Capital Gazette wins special Pulitzer Prize citation for coverage of newsroom shooting that killed five

'Rule of 72' a useful tool for quick calculations


WHEN PEOPLE ASK, half-jokingly, "How can I double my money?" I explain the "Rule of 72."

Simply stated, when you divide your compound interest (or growth) rate into 72, the result is the number of years in which money doubles.

At 7.2 percent, for example, money doubles in 10 years. At 10 percent, only 7.2 years. At 8 percent, 9 years. At 6 percent, 12 years, and so on.

MAKING IT WORK: In that context Forbes, Oct. 9, says, "The Rule of 72 proves the power of compound interest.

"Money manager Shelby Davis states, 'If you buy stocks showing 10 percent annual earnings growth, under 10 times earnings, and profits double in seven years, you're nearly guaranteed your stocks will double.' "

HOPEFULLY HELPFUL: Did you know banks "bend" rules for good customers?

Banks can charge loan interest below the going rate, waive fees for checking accounts, give free travelers and cashier's checks and reduce minimum balance requirements. Some banks even phone if you're nearing your "bounced check" level.

To get favored treatment, show loyalty: Bank all at one place -- checking, savings, safe deposit boxes, loans, etc. Establish a personal relationship with bank people. Bring in business. Because banks want to keep you, often they'll do favors if you ask.

STEAKS & STOCKS: An old menu shows that in 1962 a steak at New York's Four Seasons cost $7.50, today $39, up 420 percent. Back then a Broadway show averaged $6, now $45, up 650 percent. And a New York-Washington train ticket cost $9.68, today $51, up 426 percent.

But in mid-1962 the Dow Jones industrial average stood around 540, so at today's level it's up almost 800 percent, a good inflation hedge.

MONEY-SAVER: Money magazine, Oct., runs a good story, "With Billing Errors Rampant, Don't Overpay for Medical Care." Highlights:

"Keep a daily log of procedures, medicines, doctor visits. If you can't, ask a friend to help Demand an itemized bill, not just a summary, including lab tests, drugs, supplies, equipment, etc.
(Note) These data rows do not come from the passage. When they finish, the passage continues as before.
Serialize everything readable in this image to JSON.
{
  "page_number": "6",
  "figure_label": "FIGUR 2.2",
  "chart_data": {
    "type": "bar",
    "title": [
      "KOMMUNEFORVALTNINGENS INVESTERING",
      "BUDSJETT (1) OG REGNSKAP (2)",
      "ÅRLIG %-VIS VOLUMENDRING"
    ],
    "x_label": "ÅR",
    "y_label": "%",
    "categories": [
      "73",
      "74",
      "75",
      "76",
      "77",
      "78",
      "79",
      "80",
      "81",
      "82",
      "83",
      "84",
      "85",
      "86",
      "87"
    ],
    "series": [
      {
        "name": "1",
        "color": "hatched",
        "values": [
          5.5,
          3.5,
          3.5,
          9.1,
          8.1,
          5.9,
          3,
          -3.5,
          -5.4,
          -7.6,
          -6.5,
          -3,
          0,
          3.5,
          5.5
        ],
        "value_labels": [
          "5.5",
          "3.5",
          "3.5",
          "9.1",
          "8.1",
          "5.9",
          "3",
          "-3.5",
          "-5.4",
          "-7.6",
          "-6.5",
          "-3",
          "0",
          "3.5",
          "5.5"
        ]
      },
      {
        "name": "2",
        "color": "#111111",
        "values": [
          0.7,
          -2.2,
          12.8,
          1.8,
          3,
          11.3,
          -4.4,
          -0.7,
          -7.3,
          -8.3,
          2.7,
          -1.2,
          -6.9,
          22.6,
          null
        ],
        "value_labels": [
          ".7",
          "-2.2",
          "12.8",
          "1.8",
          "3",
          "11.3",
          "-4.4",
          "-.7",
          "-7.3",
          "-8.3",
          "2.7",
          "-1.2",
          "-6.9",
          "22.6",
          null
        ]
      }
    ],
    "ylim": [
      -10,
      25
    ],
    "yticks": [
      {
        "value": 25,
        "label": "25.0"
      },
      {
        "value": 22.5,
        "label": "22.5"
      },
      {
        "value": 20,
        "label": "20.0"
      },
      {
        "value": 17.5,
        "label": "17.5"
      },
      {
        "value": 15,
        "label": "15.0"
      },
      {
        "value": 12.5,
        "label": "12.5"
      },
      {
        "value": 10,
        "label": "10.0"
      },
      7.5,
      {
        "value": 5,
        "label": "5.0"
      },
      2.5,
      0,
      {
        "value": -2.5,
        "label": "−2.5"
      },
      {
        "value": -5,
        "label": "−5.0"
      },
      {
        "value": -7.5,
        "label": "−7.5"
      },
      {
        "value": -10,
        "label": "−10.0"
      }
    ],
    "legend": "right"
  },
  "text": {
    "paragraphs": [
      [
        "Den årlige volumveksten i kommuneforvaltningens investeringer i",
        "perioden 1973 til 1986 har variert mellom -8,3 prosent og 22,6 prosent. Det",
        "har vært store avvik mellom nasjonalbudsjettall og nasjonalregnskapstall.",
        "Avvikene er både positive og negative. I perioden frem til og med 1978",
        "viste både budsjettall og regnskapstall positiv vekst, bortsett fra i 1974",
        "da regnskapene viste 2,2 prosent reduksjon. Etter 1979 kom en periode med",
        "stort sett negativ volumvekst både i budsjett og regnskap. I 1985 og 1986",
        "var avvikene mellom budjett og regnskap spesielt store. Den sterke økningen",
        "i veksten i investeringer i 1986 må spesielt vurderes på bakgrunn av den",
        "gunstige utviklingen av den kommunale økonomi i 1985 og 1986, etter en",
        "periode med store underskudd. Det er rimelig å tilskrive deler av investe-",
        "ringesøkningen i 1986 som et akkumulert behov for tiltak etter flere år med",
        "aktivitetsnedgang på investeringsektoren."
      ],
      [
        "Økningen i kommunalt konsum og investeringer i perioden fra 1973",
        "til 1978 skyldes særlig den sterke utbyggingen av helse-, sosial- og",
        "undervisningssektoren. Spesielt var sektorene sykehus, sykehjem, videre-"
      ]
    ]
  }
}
"When you get your bill, compare it with your written record. If the bill puzzles you, ask a billing supervisor to help."

DID YOU REALIZE that dinner and movies four times a month at $75 a pop costs a couple $3,600 a year? But that if you go twice a month, your annual $1,800 saving grows to $169,500 over 25 years in a 401(k) plan at 9 percent compounded? (And 9 percent is less than the 50-year average annual 10.2 growth rate for the S&P; 500 index.)

HOT OFF PRESS: Rockville-based Mid-Atlantic Medical is listed No. 4 under "America's Best 100 Growth Companies," in the latest Financial World, Oct. 10.

For a free copy of "Should You Refinance Your Mortgage Now?" phone Harry B. Gorfine Co., 539-5474.

WALL ST. WATCH: Tonight, "Wall Street Week With Louis Rukeyser" focuses on "Emerging Markets and Their Stocks."

"An employee who starts investing $200 a month at age 25 in a 401(k) plan at only 6 percent would have $398,000 by age 65." (CNN News.)

"The U.S. stock market is up 75 percent since 1990. Japan's market has plunged by 50 percent." (Business Week, Oct. 9.)

"The federal budget is a mess. Any kind of 1995 tax cut now appears highly unlikely." (Jerome Levy Economic Institute Forecast.)

"The whole country can be unlucky, and stocks will still do better than bonds over 20 years." (Peter Lynch, ex-manager, Fidelity Magellan Fund.)

"The stock market is that creation of man that humbles him the most." (1995 Stock Trader's Almanac.)

"For sound financial planning, expect to live longer than you think. Average retirees today should count on 25 more years." ("Escaping The Coming Retirement Crisis," by Theodore Benna, $24.)